The 3 biggest cleaning chemical enemies of a septic system usually are...
For most properties with septic systems, the most damage done by cleaning chemicals is due to laundry detergents, automatic dishwasher detergents and bathroom cleaners (used for cleaning showers, baths and basins). All these products tend to get used in high concentrations and often contain chlorinated/bleach type ingredients that are brutal for septic systems.
Here's some septic safe product recommendations to help...
2. Septic Safe Automatic Dishwasher Powder: Enviro Shine
4. Septic Safe Bathroom Cleaner: Bravo
There are many variables to think about when using disinfectants in a facility with a septic tank system. It is important to have an open mind and use it. Don't fall into the trap of the answer always being a definite yes or no. We hope this article has let you know more about the subject so that you can make better decisions.

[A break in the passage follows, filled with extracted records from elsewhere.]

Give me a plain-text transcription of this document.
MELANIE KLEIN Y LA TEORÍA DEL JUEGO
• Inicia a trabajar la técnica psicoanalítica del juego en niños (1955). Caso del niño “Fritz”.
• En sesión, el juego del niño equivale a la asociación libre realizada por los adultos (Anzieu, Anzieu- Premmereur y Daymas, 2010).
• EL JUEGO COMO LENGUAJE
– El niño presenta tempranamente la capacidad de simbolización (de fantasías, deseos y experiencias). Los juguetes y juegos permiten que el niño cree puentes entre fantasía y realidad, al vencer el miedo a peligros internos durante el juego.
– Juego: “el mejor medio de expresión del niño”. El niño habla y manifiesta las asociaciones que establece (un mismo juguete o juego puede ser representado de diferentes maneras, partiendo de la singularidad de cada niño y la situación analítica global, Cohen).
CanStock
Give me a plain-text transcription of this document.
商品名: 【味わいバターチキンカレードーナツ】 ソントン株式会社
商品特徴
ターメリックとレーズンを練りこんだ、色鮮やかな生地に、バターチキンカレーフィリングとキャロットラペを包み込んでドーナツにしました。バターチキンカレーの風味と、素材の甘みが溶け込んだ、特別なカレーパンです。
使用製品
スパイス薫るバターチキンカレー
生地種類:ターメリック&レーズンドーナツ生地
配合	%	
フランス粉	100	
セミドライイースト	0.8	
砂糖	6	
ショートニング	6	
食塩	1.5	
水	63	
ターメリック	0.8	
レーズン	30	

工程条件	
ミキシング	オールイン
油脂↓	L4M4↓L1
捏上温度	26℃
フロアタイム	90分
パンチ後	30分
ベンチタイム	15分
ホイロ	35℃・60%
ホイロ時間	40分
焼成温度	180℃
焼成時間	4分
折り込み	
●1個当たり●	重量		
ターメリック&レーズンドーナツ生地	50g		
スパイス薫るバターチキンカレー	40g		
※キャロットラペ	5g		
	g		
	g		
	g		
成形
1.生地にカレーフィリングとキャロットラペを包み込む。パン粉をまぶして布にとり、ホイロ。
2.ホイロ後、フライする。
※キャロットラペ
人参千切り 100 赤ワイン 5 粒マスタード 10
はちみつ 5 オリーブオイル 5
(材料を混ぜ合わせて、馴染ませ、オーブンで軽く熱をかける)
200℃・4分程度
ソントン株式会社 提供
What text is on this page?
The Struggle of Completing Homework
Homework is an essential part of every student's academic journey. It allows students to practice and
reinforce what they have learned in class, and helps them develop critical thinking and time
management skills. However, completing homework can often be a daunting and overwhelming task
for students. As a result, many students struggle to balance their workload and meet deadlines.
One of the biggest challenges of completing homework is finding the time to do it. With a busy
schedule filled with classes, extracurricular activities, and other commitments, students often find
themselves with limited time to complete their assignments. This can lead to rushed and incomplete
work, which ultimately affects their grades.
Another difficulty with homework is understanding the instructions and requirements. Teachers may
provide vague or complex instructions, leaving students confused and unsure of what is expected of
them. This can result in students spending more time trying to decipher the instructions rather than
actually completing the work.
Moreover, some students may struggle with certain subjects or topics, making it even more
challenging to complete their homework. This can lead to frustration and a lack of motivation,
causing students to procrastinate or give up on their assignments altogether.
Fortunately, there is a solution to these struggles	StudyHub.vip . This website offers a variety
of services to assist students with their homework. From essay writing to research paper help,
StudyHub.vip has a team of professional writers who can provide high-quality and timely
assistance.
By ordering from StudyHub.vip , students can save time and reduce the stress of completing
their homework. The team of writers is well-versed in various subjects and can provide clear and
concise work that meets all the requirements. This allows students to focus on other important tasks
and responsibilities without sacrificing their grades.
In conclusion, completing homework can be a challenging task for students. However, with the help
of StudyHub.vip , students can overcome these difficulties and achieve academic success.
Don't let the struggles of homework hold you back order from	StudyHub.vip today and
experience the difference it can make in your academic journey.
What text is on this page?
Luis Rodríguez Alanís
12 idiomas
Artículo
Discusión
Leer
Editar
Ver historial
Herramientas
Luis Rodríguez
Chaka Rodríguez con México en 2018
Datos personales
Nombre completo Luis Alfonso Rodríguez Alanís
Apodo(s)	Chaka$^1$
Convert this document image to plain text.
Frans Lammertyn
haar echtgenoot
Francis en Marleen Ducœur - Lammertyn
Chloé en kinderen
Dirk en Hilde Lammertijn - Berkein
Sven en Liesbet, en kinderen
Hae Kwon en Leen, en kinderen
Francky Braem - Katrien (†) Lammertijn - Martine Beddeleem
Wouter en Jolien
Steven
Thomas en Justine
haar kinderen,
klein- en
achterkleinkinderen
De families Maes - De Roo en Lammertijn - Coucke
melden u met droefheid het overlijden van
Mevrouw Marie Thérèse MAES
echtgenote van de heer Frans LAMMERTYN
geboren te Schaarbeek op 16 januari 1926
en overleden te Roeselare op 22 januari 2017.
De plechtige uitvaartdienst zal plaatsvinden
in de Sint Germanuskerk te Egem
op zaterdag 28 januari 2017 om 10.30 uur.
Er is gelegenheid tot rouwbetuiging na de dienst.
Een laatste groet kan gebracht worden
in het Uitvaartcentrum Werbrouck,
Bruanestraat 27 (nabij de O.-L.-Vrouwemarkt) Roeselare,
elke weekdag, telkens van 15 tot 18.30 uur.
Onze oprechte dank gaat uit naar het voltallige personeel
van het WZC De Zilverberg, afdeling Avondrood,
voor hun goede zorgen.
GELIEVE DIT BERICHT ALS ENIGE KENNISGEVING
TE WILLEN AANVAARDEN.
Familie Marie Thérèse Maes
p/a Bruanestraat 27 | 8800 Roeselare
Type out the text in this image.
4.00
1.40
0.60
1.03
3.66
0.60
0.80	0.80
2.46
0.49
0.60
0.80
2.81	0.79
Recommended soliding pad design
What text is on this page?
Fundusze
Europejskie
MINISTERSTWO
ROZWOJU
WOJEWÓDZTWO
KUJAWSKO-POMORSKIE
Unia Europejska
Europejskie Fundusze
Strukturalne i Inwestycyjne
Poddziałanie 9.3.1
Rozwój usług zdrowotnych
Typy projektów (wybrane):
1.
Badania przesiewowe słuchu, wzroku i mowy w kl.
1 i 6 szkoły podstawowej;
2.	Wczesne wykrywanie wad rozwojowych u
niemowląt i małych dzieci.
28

We are here to help you clean better, so make sure you get in touch if you need a hand with anything!
Extended piece... This next bit goes out to a really good friend of XO2. We call him Pete the Poo Man. He is a very passionate septic system technician servicing the Gold Coast Hinterland. And we know he will be reading this blog.
When we talk to Pete about disinfectants and septic systems, he starts twitching. He will always say to never put anything down the drain that kills germs!!! We love to banter with Pete on this topic :) But he knows where we are coming from and has done the tests with us. He knows and agrees with us, that 'It Depends'.